Daniel Pitín thrives in expectation, it is a color in his pallette. He knows we know the fictional characters that populate his canvases via cultural osmosis, that we’re familiar with the archetypes. Even if one has never seen the films portrayed within Pitín’s work, he inherently understands the inferred relations within each piece: Grace Kelly is humoring the overactive imagination of a hobbled James Stewart, Robert DeNiro is asking you talkin’ to me?

 

While Pitín’s primary reference points are classic Hollywood, both his filmic and painted compositions are constructed and choreographed more like sets on theater stages, which in turn recall the early pages of western art history—there’s as much Velásquez in the underpainting as there is Hitchcock on the surface. Each frame is a window positioned with a view towards pending drama. Pitín’s upbringing in communist Czechoslovakia familiarized him with constant outside surveillance from an early age, and the capitalist, post 9-11 iPhone generation has only upgraded this awareness. The architecture of each of his scenes is a constant reminder that his viewer is not dissimilar from a chair-bound James Stewart in Rear Window, voyeuristically waiting for something to happen, while simultaneously reminding us that someone is always watching. 

 

A coming detonation is implicit in each work. Every hue, every brushstroke, every negative space is one of Chekhov’s guns. His scenes thrive in these pregnant moments before the explosion, teasing-out the irony that his audience knows those voids will be filled when they least expect it. 

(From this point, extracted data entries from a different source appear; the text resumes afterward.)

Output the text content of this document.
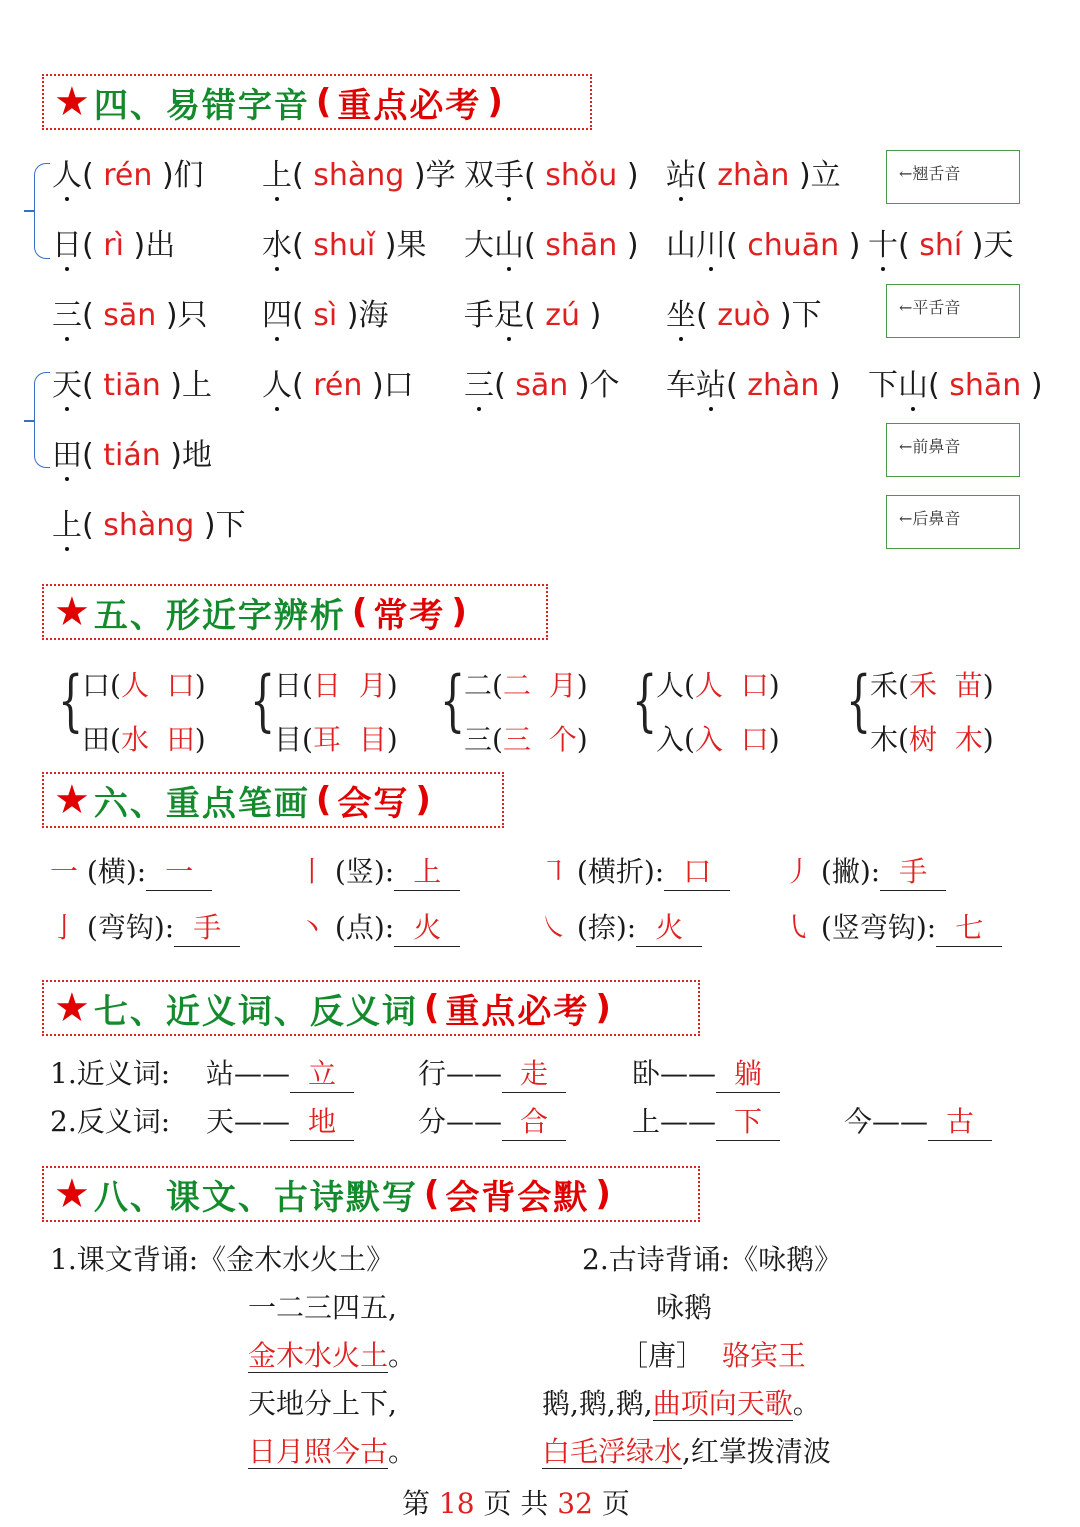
★ 四、易错字音 ( 重点必考 )
人( rén )们 上( shàng )学 双手( shǒu ) 站( zhàn )立
日( rì )出	水( shuǐ )果 大山( shān ) 山川( chuān ) 十( shí )天
三( sān )只 四( sì )海	手足( zú ) 坐( zuò )下
天( tiān )上 人( rén )口 三( sān )个 车站( zhàn ) 下山( shān )
田( tián )地
上( shàng )下
←翘舌音
←平舌音
←前鼻音
←后鼻音
★ 五、形近字辨析 ( 常考 )
{
口(人 口)
田(水 田)
{
日(日 月)
目(耳 目)
{
二(二 月)
三(三 个)
{
人(人 口)
入(入 口)
{
禾(禾 苗)
木(树 木)
★ 六、重点笔画 ( 会写 )
一 (横): 一	丨 (竖): 上	㇕ (横折): 口	丿 (撇): 手
亅 (弯钩): 手	丶 (点): 火	㇏ (捺): 火	㇂ (竖弯钩): 七
★ 七、近义词、反义词 ( 重点必考 )
1.近义词: 站—— 立	行—— 走	卧—— 躺
2.反义词: 天—— 地	分—— 合	上—— 下	今—— 古
★ 八、课文、古诗默写 ( 会背会默 )
1.课文背诵:《金木水火土》	2.古诗背诵:《咏鹅》
一二三四五,
金木水火土。
天地分上下,
日月照今古。
咏鹅
［唐］ 骆宾王
鹅,鹅,鹅,曲项向天歌。
白毛浮绿水,红掌拨清波
第 18 页 共 32 页
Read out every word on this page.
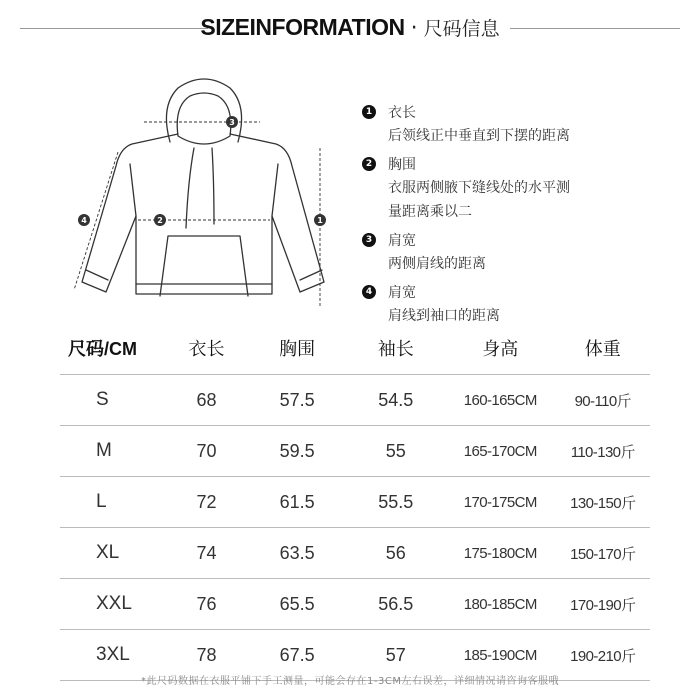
SIZEINFORMATION · 尺码信息
1
2
3
4
1 衣长
后领线正中垂直到下摆的距离
2 胸围
衣服两侧腋下缝线处的水平测
量距离乘以二
3 肩宽
两侧肩线的距离
4 肩宽
肩线到袖口的距离
尺码/CM	衣长	胸围	袖长	身高	体重
S	68	57.5	54.5	160-165CM	90-110斤
M	70	59.5	55	165-170CM	110-130斤
L	72	61.5	55.5	170-175CM	130-150斤
XL	74	63.5	56	175-180CM	150-170斤
XXL	76	65.5	56.5	180-185CM	170-190斤
3XL	78	67.5	57	185-190CM	190-210斤
*此尺码数据在衣服平铺下手工测量，可能会存在1-3CM左右误差，详细情况请咨询客服哦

Daniel Pitín (b. 1977, Prague, Czechoslovakia) is a leading figure among the generation of artists to have emerged since the fall of communism in Central and Eastern Europe. He received his education from the Academy of Fine Arts, Prague, Czech Republic in 2001, and continues to live and work in Prague. Recent exhibitions include A Race of Peeping Toms, Nicodim Gallery, Los Angeles (2020, solo); A Paper Tower, Galerie Rudolfinum, Prague (2019, solo); Formal Encounters, Galeria Nicodim, Bucharest (2018); Broken Windows, House of Art, České Budejovice (2018, solo); Grotto, Charim Gallery, Vienna (2018, solo); Crystal Gardens, GRIMM, Amsterdam (2017, solo); The Mechanical Flowers, Nicodim Gallery, Los Angeles (2017, solo). Pitín is collected by the the Los Angeles County Museum of Art and the Knoxville Museum of Art, and his solo institutional exhibitions include Cover Story, Boulder Museum of Contemporary Art (2012); and After the Fall, Hudson Valley Center for Contemporary Art, Peekskill, NY and the Knoxville Museum of Art, Knoxville, TN (2011).